3.2 Transferability of the corrective method to other Rock-Eval^® machines

In order to test the transferability of our results to other Rock-Eval^® machines, we apply our SVM model learned on ISTeP's RE6 Turbo machine to the data obtained using Vinci Technologies' RE6 and RE7 machines. The reference SIC and SOC data stay the same, i.e., provided by LAS, Saint-Laurent-Blangy. Figure 5 shows a comparison for the RE6 (a and b) and RE7 data (c and d), respectively. The correction quality is comparable to that of the ISTeP data, with, not surprisingly, only slightly higher RMSEs. The overall bias is not only of the same order but also sometimes lower, in part due to the larger sample size as the original correction metrics are calculated on only one-third of the dataset used as testing data. The possibility of transferring a correction model for SIC and SOC learned on one Rock-Eval^® machine to another was somehow expected, as Pacini et al. (2023) observed that TOCre6 and MinC are very reproducible across different RE6 instruments and for RE6 and RE7 instruments.

4 Conclusions

Accurately estimating the quantity of soil organic carbon has important implications for the monitoring of soil health as well as climate regulation techniques and policies. The classic dry combustion and wet methods, though standardized decades ago, come with a series of drawbacks when considering carbonated soils.
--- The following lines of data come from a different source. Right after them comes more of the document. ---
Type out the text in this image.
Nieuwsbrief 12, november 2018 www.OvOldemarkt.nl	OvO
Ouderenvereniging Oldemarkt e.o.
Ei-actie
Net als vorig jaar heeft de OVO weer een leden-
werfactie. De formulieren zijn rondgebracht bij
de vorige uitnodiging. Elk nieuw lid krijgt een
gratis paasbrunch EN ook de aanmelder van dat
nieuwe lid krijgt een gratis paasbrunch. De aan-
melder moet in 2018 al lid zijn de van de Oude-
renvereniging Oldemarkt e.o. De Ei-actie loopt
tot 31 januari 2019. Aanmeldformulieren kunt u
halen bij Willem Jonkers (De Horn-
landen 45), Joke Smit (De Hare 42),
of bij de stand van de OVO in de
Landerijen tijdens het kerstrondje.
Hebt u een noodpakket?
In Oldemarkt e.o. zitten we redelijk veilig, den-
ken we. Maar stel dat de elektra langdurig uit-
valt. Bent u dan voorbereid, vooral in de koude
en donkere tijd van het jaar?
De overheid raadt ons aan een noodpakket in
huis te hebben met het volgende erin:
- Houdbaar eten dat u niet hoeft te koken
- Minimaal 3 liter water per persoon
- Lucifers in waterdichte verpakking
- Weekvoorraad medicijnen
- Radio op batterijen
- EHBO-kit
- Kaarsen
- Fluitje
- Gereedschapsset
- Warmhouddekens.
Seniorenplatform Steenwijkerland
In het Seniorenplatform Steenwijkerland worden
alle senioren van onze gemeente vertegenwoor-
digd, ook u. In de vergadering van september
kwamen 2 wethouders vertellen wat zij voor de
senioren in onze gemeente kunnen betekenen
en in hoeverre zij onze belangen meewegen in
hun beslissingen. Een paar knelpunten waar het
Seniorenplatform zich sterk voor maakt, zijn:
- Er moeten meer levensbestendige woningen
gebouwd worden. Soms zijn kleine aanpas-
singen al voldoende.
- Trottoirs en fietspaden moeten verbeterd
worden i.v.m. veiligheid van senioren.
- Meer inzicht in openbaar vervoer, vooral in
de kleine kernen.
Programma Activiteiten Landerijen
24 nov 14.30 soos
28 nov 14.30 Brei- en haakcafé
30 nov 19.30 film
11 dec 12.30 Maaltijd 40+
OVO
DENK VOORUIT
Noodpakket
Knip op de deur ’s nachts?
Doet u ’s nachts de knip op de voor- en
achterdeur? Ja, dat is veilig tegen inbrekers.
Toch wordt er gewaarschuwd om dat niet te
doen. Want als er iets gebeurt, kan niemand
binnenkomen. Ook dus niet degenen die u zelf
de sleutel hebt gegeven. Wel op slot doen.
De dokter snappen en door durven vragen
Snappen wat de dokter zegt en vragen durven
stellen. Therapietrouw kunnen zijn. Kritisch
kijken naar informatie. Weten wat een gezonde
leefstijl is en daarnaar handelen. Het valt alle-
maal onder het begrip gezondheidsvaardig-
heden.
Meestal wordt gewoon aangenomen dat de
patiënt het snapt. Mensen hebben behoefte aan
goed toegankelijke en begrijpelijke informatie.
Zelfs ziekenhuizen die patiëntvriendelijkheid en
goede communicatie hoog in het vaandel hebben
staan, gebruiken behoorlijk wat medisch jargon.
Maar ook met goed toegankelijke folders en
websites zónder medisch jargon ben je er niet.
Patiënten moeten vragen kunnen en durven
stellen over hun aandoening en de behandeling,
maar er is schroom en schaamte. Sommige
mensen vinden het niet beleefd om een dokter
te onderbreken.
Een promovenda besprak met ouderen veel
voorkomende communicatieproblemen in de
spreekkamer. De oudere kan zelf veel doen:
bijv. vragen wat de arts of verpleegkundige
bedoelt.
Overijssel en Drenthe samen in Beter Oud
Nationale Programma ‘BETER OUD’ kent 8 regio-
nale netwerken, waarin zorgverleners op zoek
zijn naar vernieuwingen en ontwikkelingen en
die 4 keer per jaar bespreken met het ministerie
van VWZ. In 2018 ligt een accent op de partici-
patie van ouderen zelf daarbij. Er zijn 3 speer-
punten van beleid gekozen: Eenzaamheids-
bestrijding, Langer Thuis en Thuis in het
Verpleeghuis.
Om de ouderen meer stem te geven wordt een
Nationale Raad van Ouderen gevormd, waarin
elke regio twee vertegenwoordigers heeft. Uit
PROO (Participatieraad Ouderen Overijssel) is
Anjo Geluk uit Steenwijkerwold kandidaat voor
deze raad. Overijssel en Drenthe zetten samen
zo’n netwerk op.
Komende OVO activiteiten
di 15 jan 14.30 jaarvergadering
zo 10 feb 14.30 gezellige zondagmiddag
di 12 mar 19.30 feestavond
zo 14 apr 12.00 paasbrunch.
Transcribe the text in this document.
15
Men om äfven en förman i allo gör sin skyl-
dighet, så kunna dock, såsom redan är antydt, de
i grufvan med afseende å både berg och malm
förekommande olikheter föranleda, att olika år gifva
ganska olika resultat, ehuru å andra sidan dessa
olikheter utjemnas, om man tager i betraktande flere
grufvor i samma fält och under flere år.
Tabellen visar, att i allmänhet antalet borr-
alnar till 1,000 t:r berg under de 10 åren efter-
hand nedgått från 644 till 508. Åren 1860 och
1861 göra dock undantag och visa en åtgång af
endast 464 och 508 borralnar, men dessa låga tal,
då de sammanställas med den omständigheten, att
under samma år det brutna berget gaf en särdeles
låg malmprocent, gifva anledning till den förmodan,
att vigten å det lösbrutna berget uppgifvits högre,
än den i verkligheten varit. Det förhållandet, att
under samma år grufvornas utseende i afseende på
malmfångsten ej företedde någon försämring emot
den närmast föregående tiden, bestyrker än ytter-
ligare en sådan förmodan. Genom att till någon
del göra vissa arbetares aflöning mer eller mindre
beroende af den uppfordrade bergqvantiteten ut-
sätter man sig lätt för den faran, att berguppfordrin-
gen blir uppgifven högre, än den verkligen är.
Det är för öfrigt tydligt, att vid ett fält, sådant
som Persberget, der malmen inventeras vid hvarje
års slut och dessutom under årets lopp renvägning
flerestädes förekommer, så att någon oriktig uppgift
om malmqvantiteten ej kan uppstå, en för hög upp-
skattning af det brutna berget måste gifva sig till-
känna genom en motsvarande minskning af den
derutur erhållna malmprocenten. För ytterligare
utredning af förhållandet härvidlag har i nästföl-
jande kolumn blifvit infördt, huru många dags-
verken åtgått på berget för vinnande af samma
Previous studies have suggested that, on top of providing information on soil organic matter biogeochemical stability (Barré et al., 2016), thermal analyses could be an accurate means of determining SOC and SIC quantities in carbonated soil with lower experimental uncertainty. Our work confirms this hypothesis and proposes the first validated correction method to accurately determine the quantities of SOC and SIC from a Rock-Eval^® thermal analysis. This correction method, based on SVM machine learning, can be transferred to different RE6 and RE7 instruments and will be implemented in the Geoworks software so that Rock-Eval^® machines can routinely provide accurate SIC and SOC measurements, at least in the SOC and SIC value ranges investigated in this study (up to ca. 5 % and ca. 8 % for SOC and SIC, respectively).